Se ha instalado la idea de que viajar es sinónimo de felicidad y audacia, de que es algo positivo: viaja el sabio que exprime la vida; el que combate la rutina y exige que la novedad de lo desconocido le sorprenda; el culto que absorbe el arte y las tradiciones de otros lugares. El que no viaja, por el contrario, es infeliz, cobarde y pobre (aunque a veces sea más caro quedarse en casa que engancharse a una oferta). En definitiva, no se concibe que alguien prefiera disfrutar de lo cercano, de lo cotidiano, que dedique sus vacaciones a cuidar tranquilamente de su familia, a leer, a mimar su casa… Y ello porque hemos asumido que el que no nos machaque con fotos e historias en la vuelta al trabajo es un aburrido, que no tiene un duro (porque ¿quién, teniéndolo se quedaría sin viajar?); un paleto apocado que no quiere abrirse al mundo.

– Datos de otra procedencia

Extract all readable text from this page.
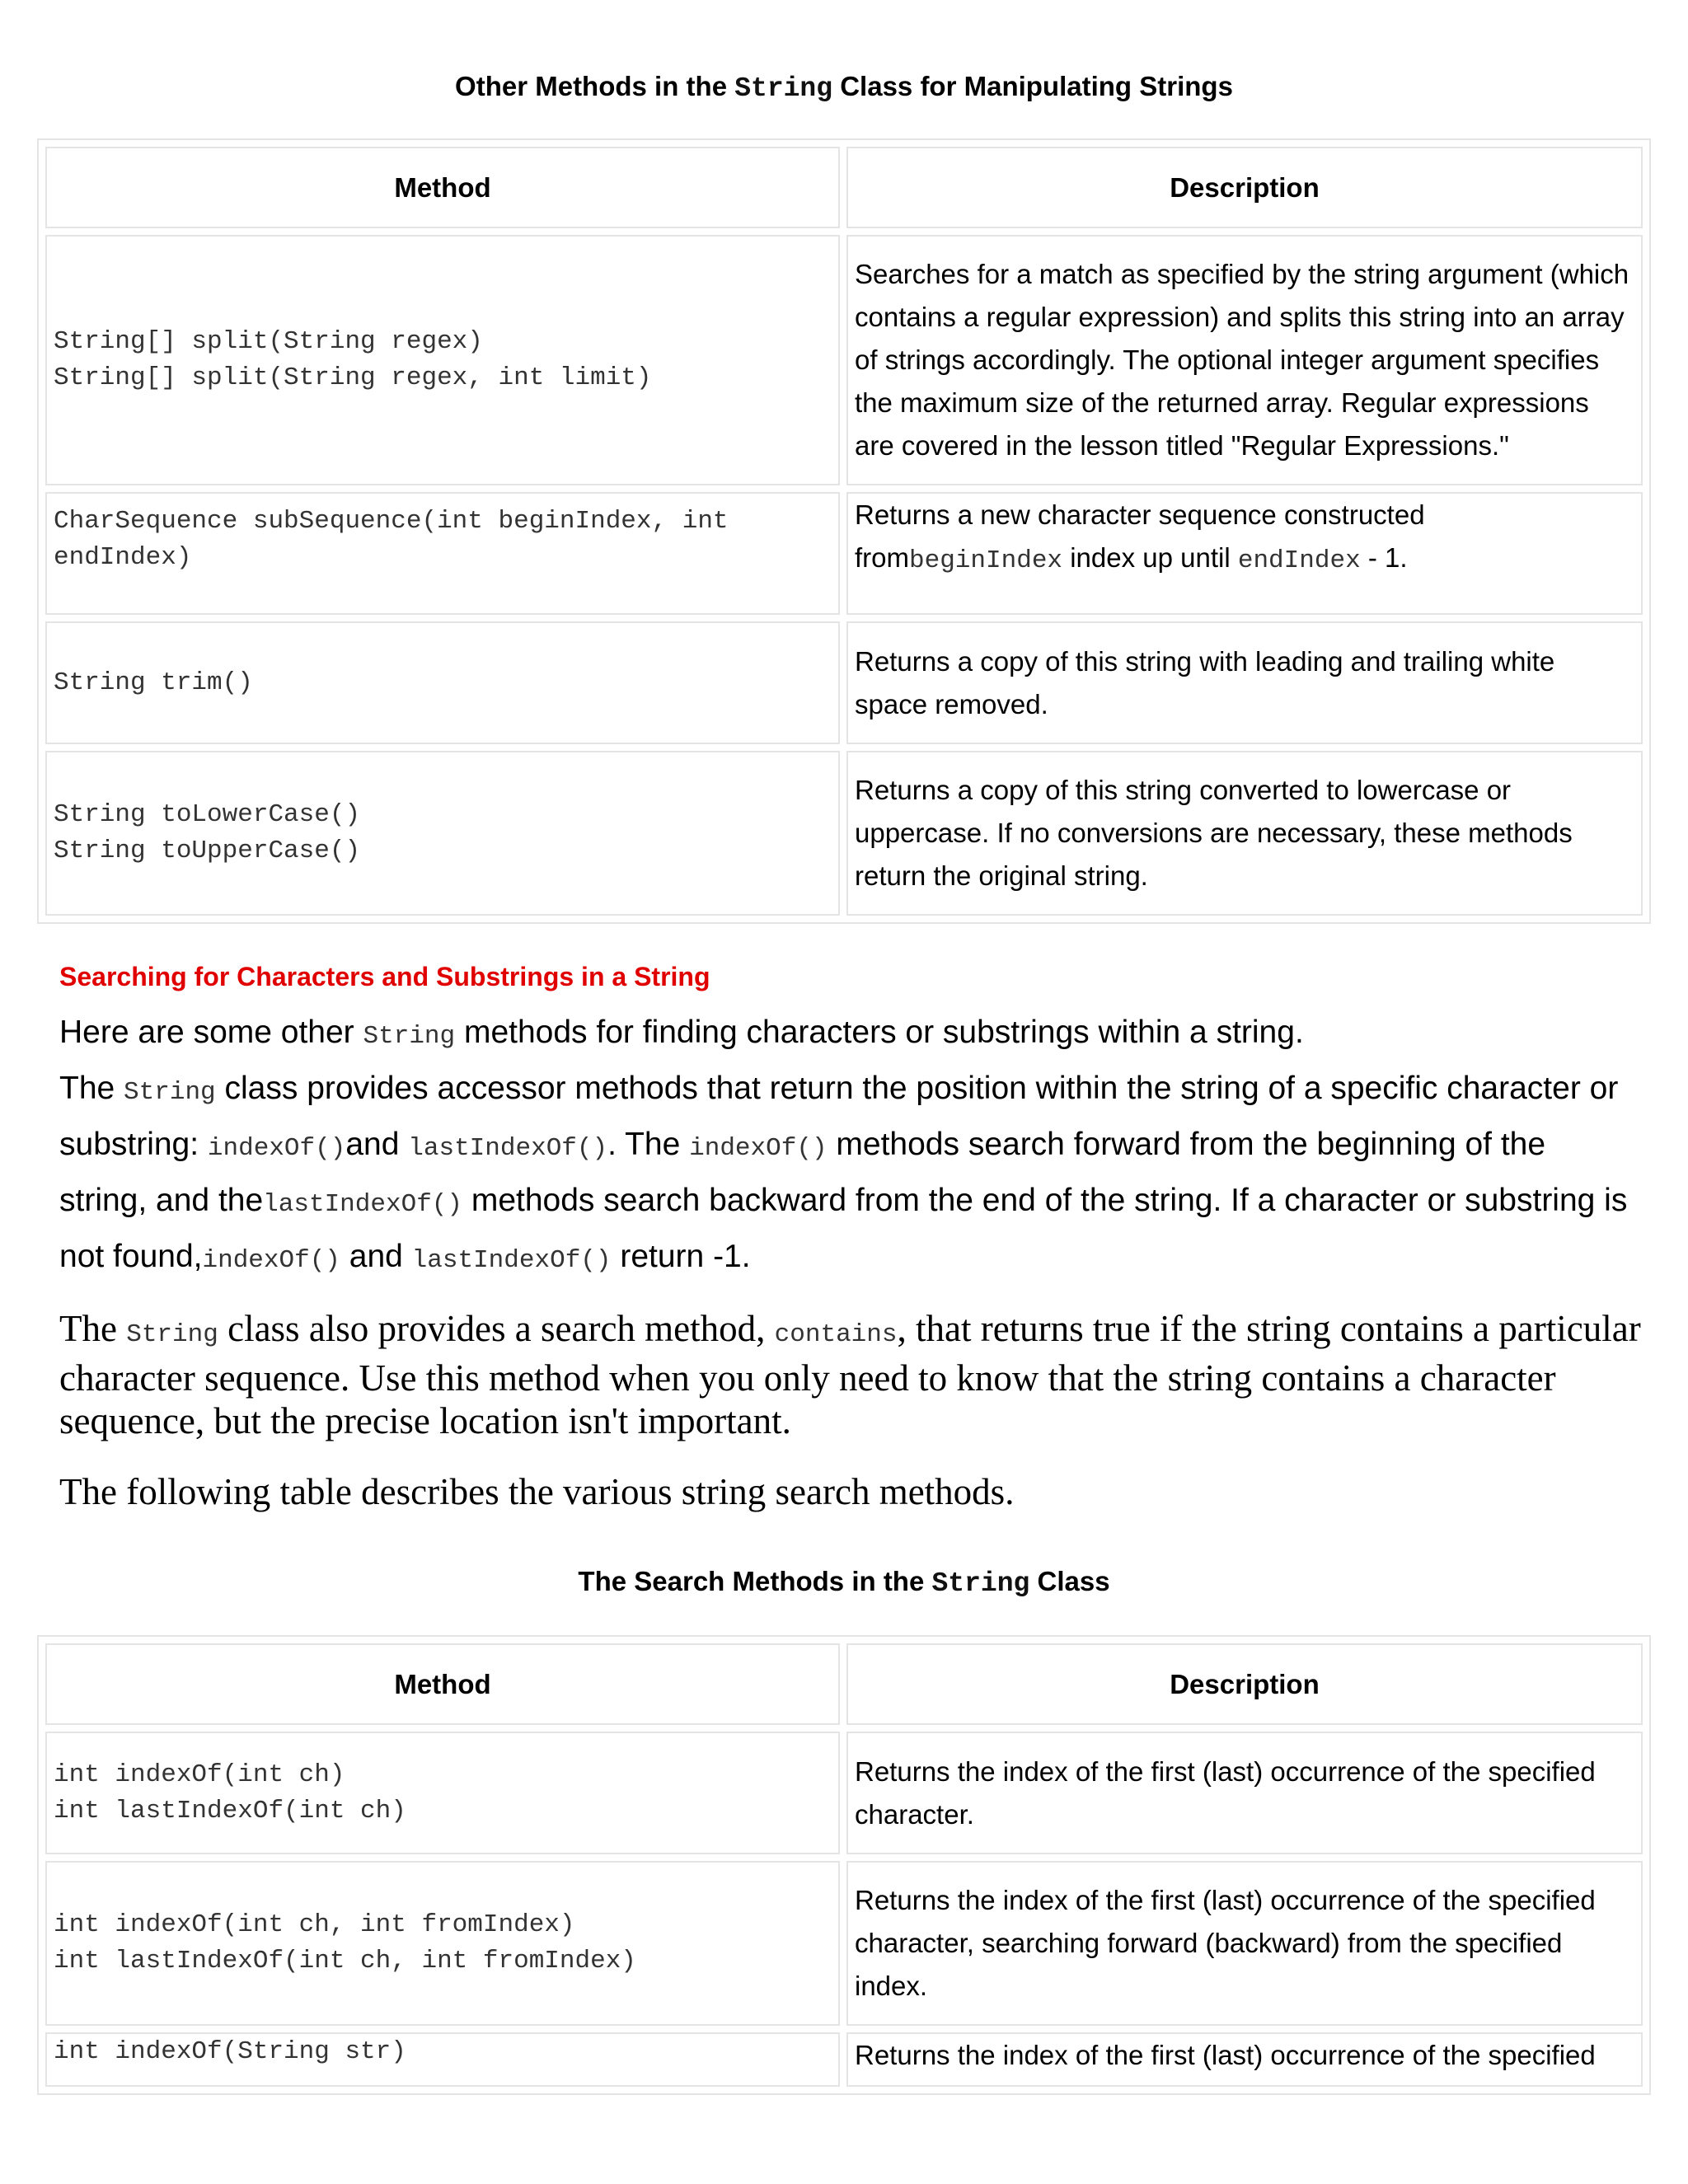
Other Methods in the String Class for Manipulating Strings
Method	Description

String[] split(String regex)
String[] split(String regex, int limit)	Searches for a match as specified by the string argument (which contains a regular expression) and splits this string into an array of strings accordingly. The optional integer argument specifies the maximum size of the returned array. Regular expressions are covered in the lesson titled "Regular Expressions."
CharSequence subSequence(int beginIndex, int endIndex)	Returns a new character sequence constructed frombeginIndex index up until endIndex - 1.
String trim()	Returns a copy of this string with leading and trailing white space removed.

String toLowerCase()
String toUpperCase()	Returns a copy of this string converted to lowercase or uppercase. If no conversions are necessary, these methods return the original string.
Searching for Characters and Substrings in a String
Here are some other String methods for finding characters or substrings within a string.
The String class provides accessor methods that return the position within the string of a specific character or substring: indexOf()and lastIndexOf(). The indexOf() methods search forward from the beginning of the string, and thelastIndexOf() methods search backward from the end of the string. If a character or substring is not found,indexOf() and lastIndexOf() return -1.
The String class also provides a search method, contains, that returns true if the string contains a particular character sequence. Use this method when you only need to know that the string contains a character sequence, but the precise location isn't important.
The following table describes the various string search methods.
The Search Methods in the String Class
Method	Description

int indexOf(int ch)
int lastIndexOf(int ch)	Returns the index of the first (last) occurrence of the specified character.

int indexOf(int ch, int fromIndex)
int lastIndexOf(int ch, int fromIndex)	Returns the index of the first (last) occurrence of the specified character, searching forward (backward) from the specified index.
int indexOf(String str)	Returns the index of the first (last) occurrence of the specified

¿Es cierta esa dicotomía simplista en la que estamos insertos? Curiosamente, uno de los acontecimientos más importantes a la hora de determinar el paso del Paleolítico al Neolítico es la capacidad que el ser humano desarrolla para dejar de ser nómada y convertirse en sedentario. Tener motivos para quedarse y no huir es considerado por los historiadores un símbolo de progreso capaz de marcar el final de una época y el principio de otra que ya se parecerá más a la Edad Antigua que a la Prehistoria.

Viajar no es ni bueno ni malo, como tampoco lo es el progreso en sí mismo. La propia vida de Jesús estuvo marcada por episodios de sedentarismo y nomadismo. Nació mientras sus padres estaban de camino a Belén para censarse, lejos de su casa. Durante treinta años de vida oculta vivió con los suyos en Nazaret, y tras el bautismo fue enviado a predicar en un breve aunque muy intenso viaje de tres años que culminaría en Jerusalén. Es cierto que Jesús fue itinerante. Aunque no se hiciera selfies ni subiera stories a Instagram, seguro que Jesús descubrió muchas cosas que no conocía yendo de un lado a otro sin tener un lugar en el que reclinar la cabeza. Algunos días le gustaría eso de estar con gente nueva, no caer en la rutina, conocer sitios diferentes. Probablemente, hasta hiciera turismo. Otros, supongo que se cansaría y que anhelaría la tranquilidad y la familiaridad de su Nazaret.

Pero el viaje de Jesús tenía un sentido. Viajaba porque tenía un mensaje que transmitir, una misión que cumplir. Y tú, ¿por qué viajas? Y, si no lo haces ¿por qué te quedas en casa? Decide por ti, y no permitas que otros lo hagan en tu nombre.